In modern pathology, optical microscopy plays an important role in disease diagnosis by revealing microscopic structures of clinical specimens. However, the fundamental physical diffraction limit prevents interrogation of nanoscale anatomy and subtle pathological changes when using conventional optical imaging approaches. Here, we describe a simple and inexpensive protocol, called expansion pathology (ExPath), for nanoscale optical imaging of common types of clinical primary tissue specimens, including both fixed-frozen or formalin-fixed paraffin embedded (FFPE) tissue sections. This method circumvents the optical diffraction limit by chemically transforming the tissue samples into tissue-hydrogel hybrid and physically expanding them isotropically across multiple scales in pure water. Due to expansion, previously unresolvable molecules are separated and thus can be observed using a conventional optical microscope.
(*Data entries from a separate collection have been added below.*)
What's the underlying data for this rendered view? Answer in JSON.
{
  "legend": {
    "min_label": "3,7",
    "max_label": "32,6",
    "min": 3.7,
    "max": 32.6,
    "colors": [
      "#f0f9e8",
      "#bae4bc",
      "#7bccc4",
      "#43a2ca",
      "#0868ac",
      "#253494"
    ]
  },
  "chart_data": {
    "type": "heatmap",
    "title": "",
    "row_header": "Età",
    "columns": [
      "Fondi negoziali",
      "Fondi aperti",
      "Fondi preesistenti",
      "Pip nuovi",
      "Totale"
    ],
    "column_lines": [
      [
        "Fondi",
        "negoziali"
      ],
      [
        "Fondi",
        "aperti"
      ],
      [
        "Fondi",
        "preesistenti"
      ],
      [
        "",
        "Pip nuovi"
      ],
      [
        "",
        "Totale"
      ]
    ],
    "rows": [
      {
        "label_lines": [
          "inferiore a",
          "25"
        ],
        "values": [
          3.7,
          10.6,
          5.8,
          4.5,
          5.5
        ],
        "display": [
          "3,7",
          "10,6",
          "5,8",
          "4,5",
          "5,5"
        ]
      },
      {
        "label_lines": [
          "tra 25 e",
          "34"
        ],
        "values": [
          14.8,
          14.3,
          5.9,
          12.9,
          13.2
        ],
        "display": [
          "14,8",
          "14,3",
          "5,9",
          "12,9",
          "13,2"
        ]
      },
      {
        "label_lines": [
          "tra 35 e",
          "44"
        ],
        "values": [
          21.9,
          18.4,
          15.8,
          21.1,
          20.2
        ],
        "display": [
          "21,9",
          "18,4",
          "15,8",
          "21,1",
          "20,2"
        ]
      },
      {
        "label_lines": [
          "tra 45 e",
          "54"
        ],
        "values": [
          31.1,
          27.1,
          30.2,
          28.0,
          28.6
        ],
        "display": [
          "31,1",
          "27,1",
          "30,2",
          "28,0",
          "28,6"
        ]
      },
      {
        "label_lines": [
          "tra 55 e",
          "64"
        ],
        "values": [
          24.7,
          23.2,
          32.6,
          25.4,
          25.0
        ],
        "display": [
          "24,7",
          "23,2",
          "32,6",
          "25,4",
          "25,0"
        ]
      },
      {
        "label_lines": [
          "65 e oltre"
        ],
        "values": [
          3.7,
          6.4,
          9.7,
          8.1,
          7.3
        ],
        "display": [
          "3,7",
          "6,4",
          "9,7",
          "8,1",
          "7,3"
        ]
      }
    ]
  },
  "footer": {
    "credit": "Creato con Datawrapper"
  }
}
在现代病理学中,光学显微镜通过揭示临床标本的微观结构在疾病诊断中发挥着重要作用。然而,基本的物理衍射极限使得在使用传统光学成像方法时无法探究纳米级别的解剖结构和细微的病理变化。在此,我们描述了一种简单且成本低廉的方案,称为扩展病理学(ExPath),用于对常见类型的临床原发性组织标本进行纳米级光学成像,包括固定冷冻或福尔马林固定石蜡包埋(FFPE)组织切片。该方法通过将组织样本化学转化为组织 - 水凝胶复合物,并在纯水中在多个尺度上各向同性地物理扩展,从而规避了光学衍射极限。由于扩展,先前无法分辨的分子被分开,因此可以使用传统光学显微镜进行观察。